If kids are translating for their parents and other individuals, they're not going to learn to do it for themselves either. Again as I've mentioned before, a lot of immigrants never finish school and are borderline illiterate when they come to the U.S. So if they can barely get by in their won language, trying to learn another is like staring down the barrel of a gun you know ? It's a cycle really where one leads to another and if nothing is done, by either party to end it then it'll continue on. Part of the frustration comes also from the fact that when you refuse to help them, they throw back all those, "well I'm your parent. Respect and obey what I do. I gave you life. I fed and clothed you and have raised you since you were a baby.

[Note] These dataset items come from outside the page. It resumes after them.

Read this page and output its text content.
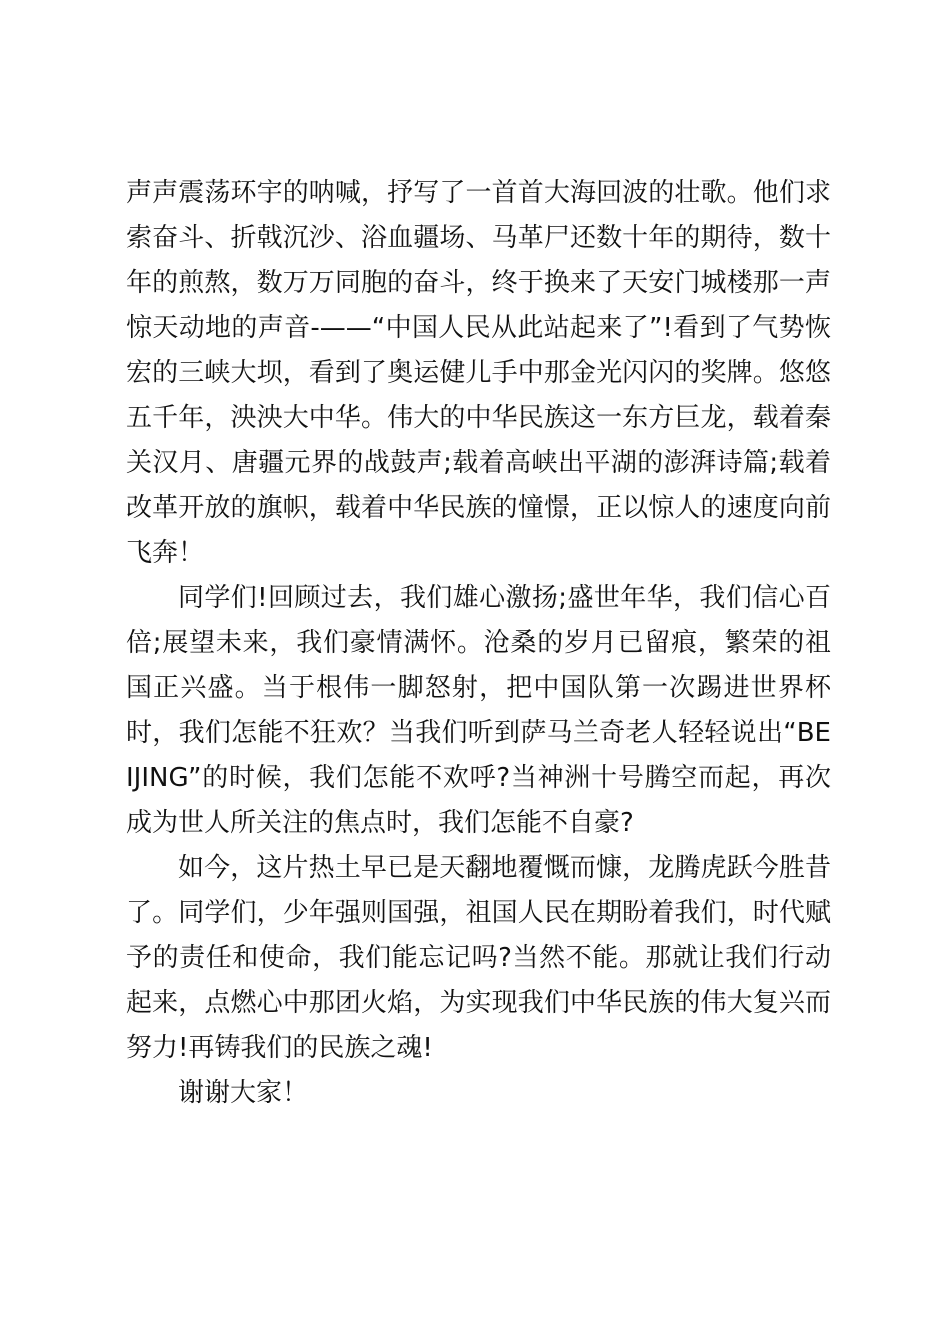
声声震荡环宇的呐喊，抒写了一首首大海回波的壮歌。他们求索奋斗、折戟沉沙、浴血疆场、马革尸还数十年的期待，数十年的煎熬，数万万同胞的奋斗，终于换来了天安门城楼那一声惊天动地的声音-——“中国人民从此站起来了”!看到了气势恢宏的三峡大坝，看到了奥运健儿手中那金光闪闪的奖牌。悠悠五千年，泱泱大中华。伟大的中华民族这一东方巨龙，载着秦关汉月、唐疆元界的战鼓声;载着高峡出平湖的澎湃诗篇;载着改革开放的旗帜，载着中华民族的憧憬，正以惊人的速度向前飞奔！

同学们!回顾过去，我们雄心激扬;盛世年华，我们信心百倍;展望未来，我们豪情满怀。沧桑的岁月已留痕，繁荣的祖国正兴盛。当于根伟一脚怒射，把中国队第一次踢进世界杯时，我们怎能不狂欢？当我们听到萨马兰奇老人轻轻说出“BEIJING”的时候，我们怎能不欢呼?当神洲十号腾空而起，再次成为世人所关注的焦点时，我们怎能不自豪?

如今，这片热土早已是天翻地覆慨而慷，龙腾虎跃今胜昔了。同学们，少年强则国强，祖国人民在期盼着我们，时代赋予的责任和使命，我们能忘记吗?当然不能。那就让我们行动起来，点燃心中那团火焰，为实现我们中华民族的伟大复兴而努力!再铸我们的民族之魂!

谢谢大家！
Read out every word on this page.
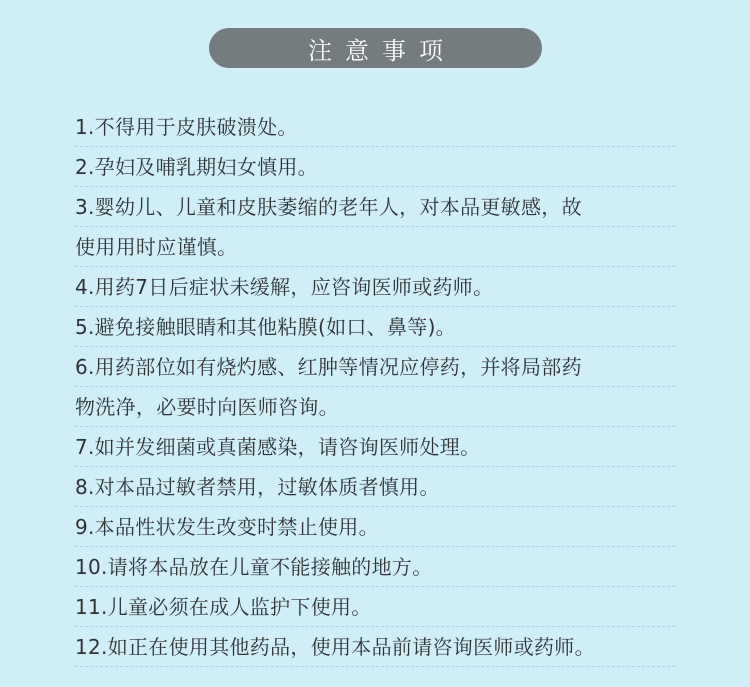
注意事项
1.不得用于皮肤破溃处。
2.孕妇及哺乳期妇女慎用。
3.婴幼儿、儿童和皮肤萎缩的老年人，对本品更敏感，故
使用用时应谨慎。
4.用药7日后症状未缓解，应咨询医师或药师。
5.避免接触眼睛和其他粘膜(如口、鼻等)。
6.用药部位如有烧灼感、红肿等情况应停药，并将局部药
物洗净，必要时向医师咨询。
7.如并发细菌或真菌感染，请咨询医师处理。
8.对本品过敏者禁用，过敏体质者慎用。
9.本品性状发生改变时禁止使用。
10.请将本品放在儿童不能接触的地方。
11.儿童必须在成人监护下使用。
12.如正在使用其他药品，使用本品前请咨询医师或药师。
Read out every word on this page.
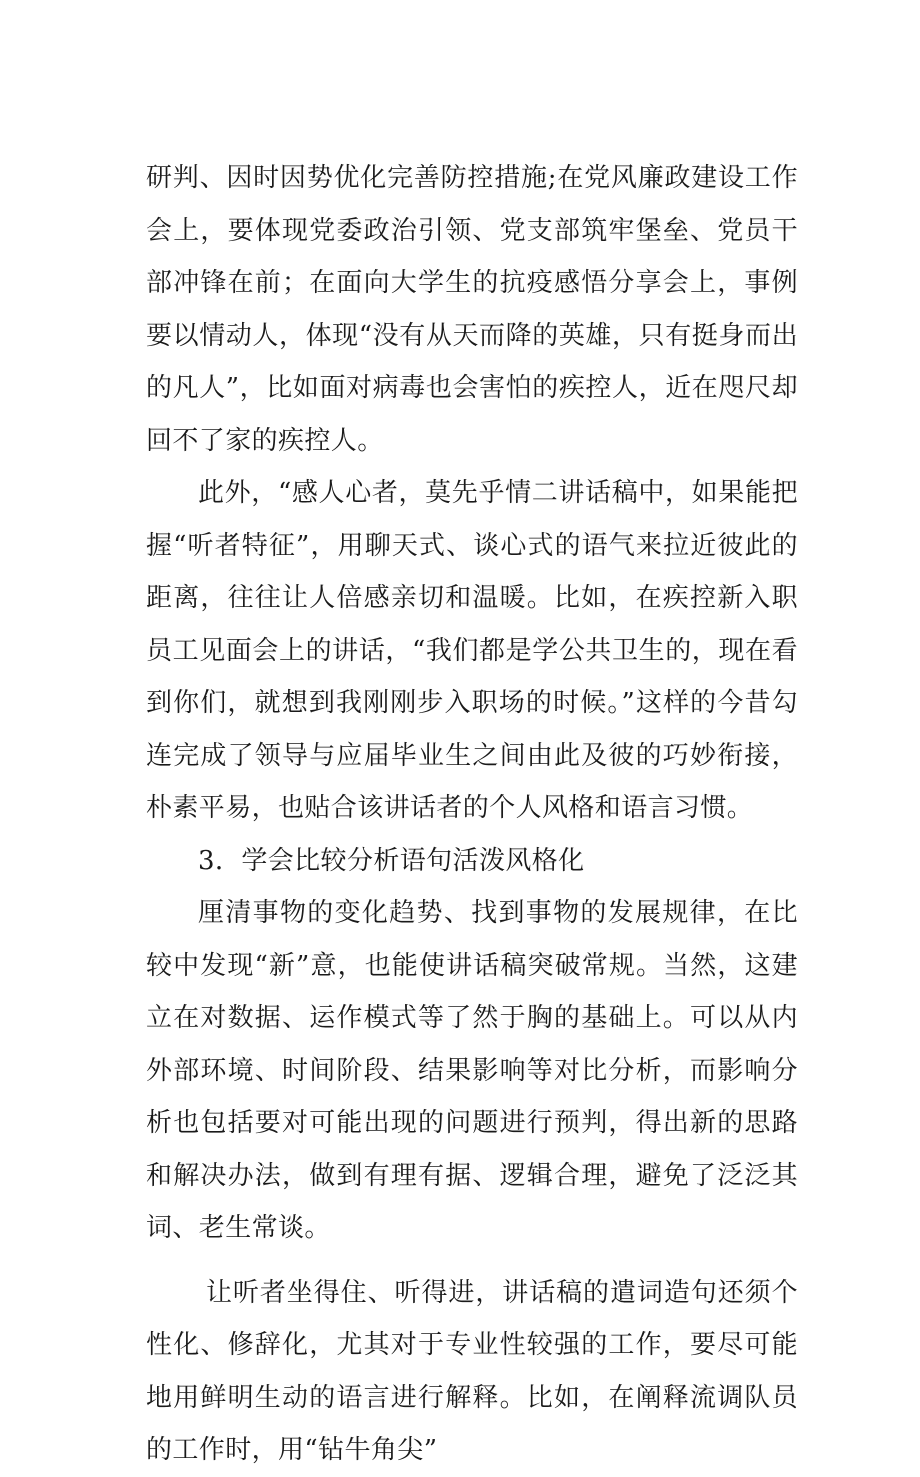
研判、因时因势优化完善防控措施;在党风廉政建设工作会上，要体现党委政治引领、党支部筑牢堡垒、党员干部冲锋在前；在面向大学生的抗疫感悟分享会上，事例要以情动人，体现“没有从天而降的英雄，只有挺身而出的凡人”，比如面对病毒也会害怕的疾控人，近在咫尺却回不了家的疾控人。

此外，“感人心者，莫先乎情二讲话稿中，如果能把握“听者特征”，用聊天式、谈心式的语气来拉近彼此的距离，往往让人倍感亲切和温暖。比如，在疾控新入职员工见面会上的讲话，“我们都是学公共卫生的，现在看到你们，就想到我刚刚步入职场的时候。”这样的今昔勾连完成了领导与应届毕业生之间由此及彼的巧妙衔接，朴素平易，也贴合该讲话者的个人风格和语言习惯。

3．学会比较分析语句活泼风格化

厘清事物的变化趋势、找到事物的发展规律，在比较中发现“新”意，也能使讲话稿突破常规。当然，这建立在对数据、运作模式等了然于胸的基础上。可以从内外部环境、时间阶段、结果影响等对比分析，而影响分析也包括要对可能出现的问题进行预判，得出新的思路和解决办法，做到有理有据、逻辑合理，避免了泛泛其词、老生常谈。

让听者坐得住、听得进，讲话稿的遣词造句还须个性化、修辞化，尤其对于专业性较强的工作，要尽可能地用鲜明生动的语言进行解释。比如，在阐释流调队员的工作时，用“钻牛角尖”
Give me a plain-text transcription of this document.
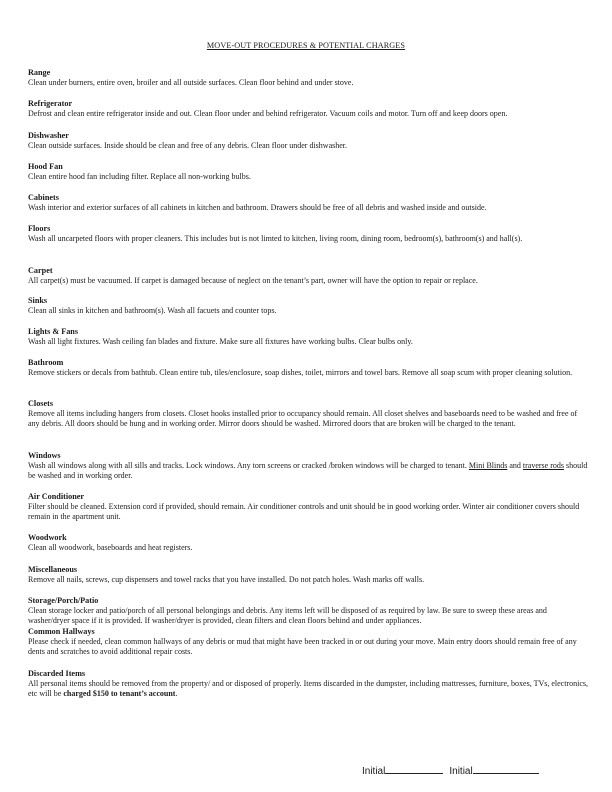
MOVE-OUT PROCEDURES & POTENTIAL CHARGES
Range
Clean under burners, entire oven, broiler and all outside surfaces. Clean floor behind and under stove.
Refrigerator
Defrost and clean entire refrigerator inside and out. Clean floor under and behind refrigerator. Vacuum coils and motor. Turn off and keep doors open.
Dishwasher
Clean outside surfaces. Inside should be clean and free of any debris. Clean floor under dishwasher.
Hood Fan
Clean entire hood fan including filter. Replace all non-working bulbs.
Cabinets
Wash interior and exterior surfaces of all cabinets in kitchen and bathroom. Drawers should be free of all debris and washed inside and outside.
Floors
Wash all uncarpeted floors with proper cleaners. This includes but is not limted to kitchen, living room, dining room, bedroom(s), bathroom(s) and hall(s).
Carpet
All carpet(s) must be vacuumed. If carpet is damaged because of neglect on the tenant’s part, owner will have the option to repair or replace.
Sinks
Clean all sinks in kitchen and bathroom(s). Wash all facuets and counter tops.
Lights & Fans
Wash all light fixtures. Wash ceiling fan blades and fixture. Make sure all fixtures have working bulbs. Clear bulbs only.
Bathroom
Remove stickers or decals from bathtub. Clean entire tub, tiles/enclosure, soap dishes, toilet, mirrors and towel bars. Remove all soap scum with proper cleaning solution.
Closets
Remove all items including hangers from closets. Closet hooks installed prior to occupancy should remain. All closet shelves and baseboards need to be washed and free of any debris. All doors should be hung and in working order. Mirror doors should be washed. Mirrored doors that are broken will be charged to the tenant.
Windows
Wash all windows along with all sills and tracks. Lock windows. Any torn screens or cracked /broken windows will be charged to tenant. Mini Blinds and traverse rods should be washed and in working order.
Air Conditioner
Filter should be cleaned. Extension cord if provided, should remain. Air conditioner controls and unit should be in good working order. Winter air conditioner covers should remain in the apartment unit.
Woodwork
Clean all woodwork, baseboards and heat registers.
Miscellaneous
Remove all nails, screws, cup dispensers and towel racks that you have installed. Do not patch holes. Wash marks off walls.
Storage/Porch/Patio
Clean storage locker and patio/porch of all personal belongings and debris. Any items left will be disposed of as required by law. Be sure to sweep these areas and washer/dryer space if it is provided. If washer/dryer is provided, clean filters and clean floors behind and under appliances.
Common Hallways
Please check if needed, clean common hallways of any debris or mud that might have been tracked in or out during your move. Main entry doors should remain free of any dents and scratches to avoid additional repair costs.
Discarded Items
All personal items should be removed from the property/ and or disposed of properly. Items discarded in the dumpster, including mattresses, furniture, boxes, TVs, electronics, etc will be charged $150 to tenant’s account.
Initial	Initial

I brought you here to this country for a better life" and so on.
All of those feelings come rushing back and it creates drama to say the least. On my part, you feel the frustration for being relied on and them thinking that you don't have other important matters to attend to. I don't but still you know. Then they feel like you're leaving them out to dry and turning your back on them, which isn't too far'fetched. Usually this kind of drama happens when it comes time to filling out legal forms and junk of that nature. A person can barely make sense of them in one language let alone translating it to another. Then when you do help them, they don't have all the right info and they expect you to pull it out of your ass. The fuck you say.
It all comes with the territory really, there's no way around it. It's multicultural and something first generation and second generation immigrants deal with. I can only imagine what the stakes are when your family is more traditional in terms of following the ways of the old country you know. Here you are trying to explain to your parents that doing something as normal as going out with friends on your birthday is not intended as disrespect to them. It's times like that I'm thankful I was a social outcast all of high school and didn't have to deal with that kind of stuff.
Although, there was this one time in the sixth grade, it was a Saturday night. I spent the day at my dads tire shop and as we were getting home, I saw my neighbor heading out. She was super cute and going to the school dance, while I was dirt black and mugroso. She told me that I should go to the dance, but yeah. It didn't happen. She really liked me too because she asked me to be her boyfriend and me being a complete idiot and not knowing what to do, didn't take her up on her offer. She was soo cute and all the guys at school clowned on me for not getting with her. A total Mary Jane, and not just because she was a red head, well it was dyed, but still. That's another story for another time. Translation like anything else in life has it's ups and downs, but I wouldn't be a good reporter if it wasn't for all those occasions translating for my dad. Thanks, I guess.